OK here's a question for all you android-heads: How to get rid of it ???
Android was originally developed as open source but then Google 'bought it' and converted it to a proprietory system which requires a Google 'account' which colates and tracks personal info across devices and systems. Huawei may finally give us a way out of the Yank back-end snooping problem but that can only be defeated by getting rid of the American OS (Android and IOS) which steal and pass all data directly to American authorities and companies. What happened to privacy ???
Sailfish, Ubuntu touch and Tizen may be useful but it would be infinitely better if we could install our own Linux versions and take back control.
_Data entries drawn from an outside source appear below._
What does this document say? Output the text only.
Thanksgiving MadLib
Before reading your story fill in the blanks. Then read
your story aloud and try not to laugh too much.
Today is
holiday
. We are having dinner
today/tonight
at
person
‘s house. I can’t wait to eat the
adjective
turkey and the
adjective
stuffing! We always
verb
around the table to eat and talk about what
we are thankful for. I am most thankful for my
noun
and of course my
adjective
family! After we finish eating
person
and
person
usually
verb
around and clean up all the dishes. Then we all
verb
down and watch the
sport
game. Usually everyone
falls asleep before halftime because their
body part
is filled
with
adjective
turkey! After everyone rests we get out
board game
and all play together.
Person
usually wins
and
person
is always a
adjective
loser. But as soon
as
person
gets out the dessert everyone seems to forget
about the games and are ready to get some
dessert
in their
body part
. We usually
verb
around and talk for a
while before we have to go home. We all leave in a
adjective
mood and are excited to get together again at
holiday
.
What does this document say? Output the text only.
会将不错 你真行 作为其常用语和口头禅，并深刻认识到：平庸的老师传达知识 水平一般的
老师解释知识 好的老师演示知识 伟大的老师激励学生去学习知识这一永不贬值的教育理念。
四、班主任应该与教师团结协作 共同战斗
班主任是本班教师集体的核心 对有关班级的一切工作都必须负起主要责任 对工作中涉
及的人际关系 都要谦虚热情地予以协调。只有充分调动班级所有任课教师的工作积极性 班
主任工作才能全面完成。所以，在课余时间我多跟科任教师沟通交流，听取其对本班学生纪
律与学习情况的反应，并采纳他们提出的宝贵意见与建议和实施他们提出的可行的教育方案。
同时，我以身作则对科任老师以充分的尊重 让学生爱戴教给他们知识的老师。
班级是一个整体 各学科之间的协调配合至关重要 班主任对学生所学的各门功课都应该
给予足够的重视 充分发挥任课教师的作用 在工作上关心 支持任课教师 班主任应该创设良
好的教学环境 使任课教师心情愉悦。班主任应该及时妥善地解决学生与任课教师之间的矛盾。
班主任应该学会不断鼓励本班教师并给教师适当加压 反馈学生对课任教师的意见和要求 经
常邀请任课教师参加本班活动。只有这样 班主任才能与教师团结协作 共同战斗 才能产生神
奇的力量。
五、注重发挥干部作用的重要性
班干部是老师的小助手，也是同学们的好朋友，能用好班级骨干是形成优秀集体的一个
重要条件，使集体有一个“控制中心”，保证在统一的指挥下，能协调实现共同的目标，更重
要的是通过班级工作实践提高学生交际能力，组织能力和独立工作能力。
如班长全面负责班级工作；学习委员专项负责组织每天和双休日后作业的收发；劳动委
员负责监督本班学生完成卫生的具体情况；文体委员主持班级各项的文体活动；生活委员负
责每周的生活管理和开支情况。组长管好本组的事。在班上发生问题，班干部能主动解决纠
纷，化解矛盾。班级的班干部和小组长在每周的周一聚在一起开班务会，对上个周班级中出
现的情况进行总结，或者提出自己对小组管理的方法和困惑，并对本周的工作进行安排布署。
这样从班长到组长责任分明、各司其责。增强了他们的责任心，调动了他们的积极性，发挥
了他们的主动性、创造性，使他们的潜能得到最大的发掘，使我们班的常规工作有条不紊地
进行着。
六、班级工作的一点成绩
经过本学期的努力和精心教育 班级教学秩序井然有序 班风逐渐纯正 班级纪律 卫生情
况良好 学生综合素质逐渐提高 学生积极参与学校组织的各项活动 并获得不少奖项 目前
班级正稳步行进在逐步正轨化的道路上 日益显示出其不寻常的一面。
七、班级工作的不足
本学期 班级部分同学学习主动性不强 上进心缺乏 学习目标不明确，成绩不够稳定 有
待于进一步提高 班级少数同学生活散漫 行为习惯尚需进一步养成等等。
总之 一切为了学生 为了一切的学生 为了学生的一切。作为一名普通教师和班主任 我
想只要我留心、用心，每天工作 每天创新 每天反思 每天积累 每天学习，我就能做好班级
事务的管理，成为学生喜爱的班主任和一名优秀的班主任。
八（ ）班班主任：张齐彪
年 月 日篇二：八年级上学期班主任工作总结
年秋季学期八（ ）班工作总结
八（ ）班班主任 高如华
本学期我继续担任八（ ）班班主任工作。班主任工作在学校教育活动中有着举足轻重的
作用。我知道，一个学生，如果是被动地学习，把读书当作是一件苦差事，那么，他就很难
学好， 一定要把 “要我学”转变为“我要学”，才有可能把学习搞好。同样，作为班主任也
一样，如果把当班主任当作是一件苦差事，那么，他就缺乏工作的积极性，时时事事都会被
The 'newspeak' labelled "Smartphones' remind me of the old 8088 computers from the 1980's that could hardly be used as they were so basic. "Smartphones' are so very very basic that you cannot even access the root to install your own OS and software. Surely someone can link the ideals of the Rapberry Pi to the advanced hardware of the "Smartphone" to get a device that can actually be used normaly ! THAT will be the day! Oh and by the way - in Australia there existed "Communicators" - just like a "Smartphone", but without Sim cards, using only wi-fi and telephony with mVoIP (but that didn't give billions of $' to the phone companies...) We seem to be going backwards technologically Over and out....
Update 22.12.2019:
A new (really) open source Linux phone has just been announced - the Pine-Phone which can run any Linux system. Details at fossmint pinephone-an-open-source-smartphone-for-linux
Install Armbian if it's kernel supported hardware that you can build a map for. Otherwise there isn't really an option, irritating as that is.